You need to watch the combine with film in the back of your mind, thinking about what you saw on that players tape so you know what you’re looking for at the combine. For example, I love the film on Michael Pittman Jr. He is a 6’4” 220 pound outside receiver who high points the ball and catches well with his hands while using his body to fight off defenders. If he runs a high 4.4 or low 4.5 and has a good vertical, he is going to move up my draft board.
Realize the combine isn’t everything, it is just a piece of the puzzle–a small piece at that. However, it is an event that brings buzz and news, and one that brings your fellow league mates back to football after the long hiatus post-Super Bowl. Make sure you don’t get trapped by the headlines and watch with all the players film playing in the back of your mind. A great resource to use in parallel with the combine is the RotoHeat Rookie Evaluations on YouTube. I highly encourage you to cross reference what you see at the combine with what the team has broken down for you on tape. This will lead to success in your rookie drafts.
Some Final Tidbits of Information:
-In the last five years, no overall top performer in the 40 yard dash, Vertical Jump, or Broad jump has finished as a WR1 in their career.
-In the last 10 years, only one WR that finished as a WR1 in their career, Brandin Cooks, had the fastest 40 yard dash of his class, and two receivers, Emanuel Sanders and Julio Jones, had the longest broad jump of their class.
-In the last ten years, the athlete with the highest vertical has never finished as a fantasy football WR1.
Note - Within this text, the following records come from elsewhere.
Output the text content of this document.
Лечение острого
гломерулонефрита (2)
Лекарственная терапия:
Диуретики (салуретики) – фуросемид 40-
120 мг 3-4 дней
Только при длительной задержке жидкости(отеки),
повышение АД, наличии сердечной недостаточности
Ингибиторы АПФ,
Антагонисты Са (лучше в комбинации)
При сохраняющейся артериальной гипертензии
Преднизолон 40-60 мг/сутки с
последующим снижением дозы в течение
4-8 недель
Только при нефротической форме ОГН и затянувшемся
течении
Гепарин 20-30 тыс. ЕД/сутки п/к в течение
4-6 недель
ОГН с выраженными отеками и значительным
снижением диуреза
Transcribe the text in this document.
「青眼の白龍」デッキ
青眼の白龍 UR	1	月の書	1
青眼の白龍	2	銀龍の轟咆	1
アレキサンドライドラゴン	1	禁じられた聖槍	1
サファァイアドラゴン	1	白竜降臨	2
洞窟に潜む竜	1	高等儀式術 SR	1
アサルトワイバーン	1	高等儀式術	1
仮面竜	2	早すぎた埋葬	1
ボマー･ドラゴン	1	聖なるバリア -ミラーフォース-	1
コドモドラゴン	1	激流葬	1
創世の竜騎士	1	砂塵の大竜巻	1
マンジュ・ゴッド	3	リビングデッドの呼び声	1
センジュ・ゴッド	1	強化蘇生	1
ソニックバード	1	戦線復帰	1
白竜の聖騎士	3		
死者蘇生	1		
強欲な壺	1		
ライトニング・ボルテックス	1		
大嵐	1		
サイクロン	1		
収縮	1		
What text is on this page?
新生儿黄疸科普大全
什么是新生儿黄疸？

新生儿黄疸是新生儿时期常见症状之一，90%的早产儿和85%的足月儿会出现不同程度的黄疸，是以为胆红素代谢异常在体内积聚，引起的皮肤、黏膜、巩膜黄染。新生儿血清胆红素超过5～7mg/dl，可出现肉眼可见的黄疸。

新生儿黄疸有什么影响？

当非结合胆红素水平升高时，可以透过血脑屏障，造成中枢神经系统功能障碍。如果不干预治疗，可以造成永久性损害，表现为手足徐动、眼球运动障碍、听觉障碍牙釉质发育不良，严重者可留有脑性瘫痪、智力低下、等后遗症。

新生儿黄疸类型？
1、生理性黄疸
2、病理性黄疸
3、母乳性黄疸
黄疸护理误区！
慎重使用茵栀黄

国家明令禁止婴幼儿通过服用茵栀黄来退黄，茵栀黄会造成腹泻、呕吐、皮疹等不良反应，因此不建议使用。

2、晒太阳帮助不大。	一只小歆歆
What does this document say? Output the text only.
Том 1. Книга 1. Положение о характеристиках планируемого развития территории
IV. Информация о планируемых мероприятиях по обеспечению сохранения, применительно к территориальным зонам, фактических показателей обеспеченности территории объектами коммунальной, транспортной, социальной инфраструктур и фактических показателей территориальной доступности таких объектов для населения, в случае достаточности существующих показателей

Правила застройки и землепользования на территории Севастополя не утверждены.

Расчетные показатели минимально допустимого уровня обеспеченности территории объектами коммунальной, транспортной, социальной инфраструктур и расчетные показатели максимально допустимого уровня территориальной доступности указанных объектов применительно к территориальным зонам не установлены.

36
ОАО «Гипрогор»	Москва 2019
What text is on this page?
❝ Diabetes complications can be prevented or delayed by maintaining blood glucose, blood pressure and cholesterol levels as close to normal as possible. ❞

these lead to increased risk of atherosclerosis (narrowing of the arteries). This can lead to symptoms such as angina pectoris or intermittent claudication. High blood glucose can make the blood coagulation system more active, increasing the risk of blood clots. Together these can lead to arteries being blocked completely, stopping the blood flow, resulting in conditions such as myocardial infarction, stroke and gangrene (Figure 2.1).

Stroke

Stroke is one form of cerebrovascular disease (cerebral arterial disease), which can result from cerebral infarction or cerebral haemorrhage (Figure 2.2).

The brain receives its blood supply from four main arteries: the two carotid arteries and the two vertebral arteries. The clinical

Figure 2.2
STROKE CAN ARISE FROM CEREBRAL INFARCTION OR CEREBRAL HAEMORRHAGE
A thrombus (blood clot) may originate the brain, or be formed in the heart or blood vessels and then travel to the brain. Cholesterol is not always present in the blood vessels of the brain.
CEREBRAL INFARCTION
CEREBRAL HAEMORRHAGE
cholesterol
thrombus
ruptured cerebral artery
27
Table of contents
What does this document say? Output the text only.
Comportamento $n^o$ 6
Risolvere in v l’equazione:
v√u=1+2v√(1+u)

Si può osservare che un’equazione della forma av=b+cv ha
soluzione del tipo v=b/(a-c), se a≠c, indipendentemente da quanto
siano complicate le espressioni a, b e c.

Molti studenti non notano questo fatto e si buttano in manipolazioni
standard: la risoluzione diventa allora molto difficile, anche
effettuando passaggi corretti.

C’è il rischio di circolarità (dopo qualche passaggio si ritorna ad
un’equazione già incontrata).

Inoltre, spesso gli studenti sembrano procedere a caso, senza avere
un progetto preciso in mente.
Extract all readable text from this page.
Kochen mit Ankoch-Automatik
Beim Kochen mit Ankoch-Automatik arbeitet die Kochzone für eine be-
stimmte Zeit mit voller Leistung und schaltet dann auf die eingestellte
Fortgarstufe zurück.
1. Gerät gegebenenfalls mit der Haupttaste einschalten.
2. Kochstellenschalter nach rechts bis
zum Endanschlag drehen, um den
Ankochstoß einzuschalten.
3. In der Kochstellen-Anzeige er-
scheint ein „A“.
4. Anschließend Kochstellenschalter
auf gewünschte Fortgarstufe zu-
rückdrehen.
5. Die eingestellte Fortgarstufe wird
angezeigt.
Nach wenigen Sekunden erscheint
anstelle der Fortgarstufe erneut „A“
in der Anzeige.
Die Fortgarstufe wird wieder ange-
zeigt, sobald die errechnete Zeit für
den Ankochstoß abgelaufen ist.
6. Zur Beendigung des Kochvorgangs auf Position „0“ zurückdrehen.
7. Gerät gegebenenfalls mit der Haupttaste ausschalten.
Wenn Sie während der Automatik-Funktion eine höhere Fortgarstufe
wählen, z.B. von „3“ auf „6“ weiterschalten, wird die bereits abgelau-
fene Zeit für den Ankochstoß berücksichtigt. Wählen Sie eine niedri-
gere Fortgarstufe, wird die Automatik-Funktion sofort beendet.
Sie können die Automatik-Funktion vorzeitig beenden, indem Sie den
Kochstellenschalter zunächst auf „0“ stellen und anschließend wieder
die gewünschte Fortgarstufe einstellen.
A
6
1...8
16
-Rams are not sending their offensive and defensive coordinators to the combine (They believe their personal can use their time more wisely at home scouting)
-Broncos are not sending any assistant coaches to the combine (They believe their personal can use their time more wisely at home scouting).
-Times and scores are getting better every year because athletes are preparing better for the combine. It is hard to compare this years numbers to athletes 5 years ago.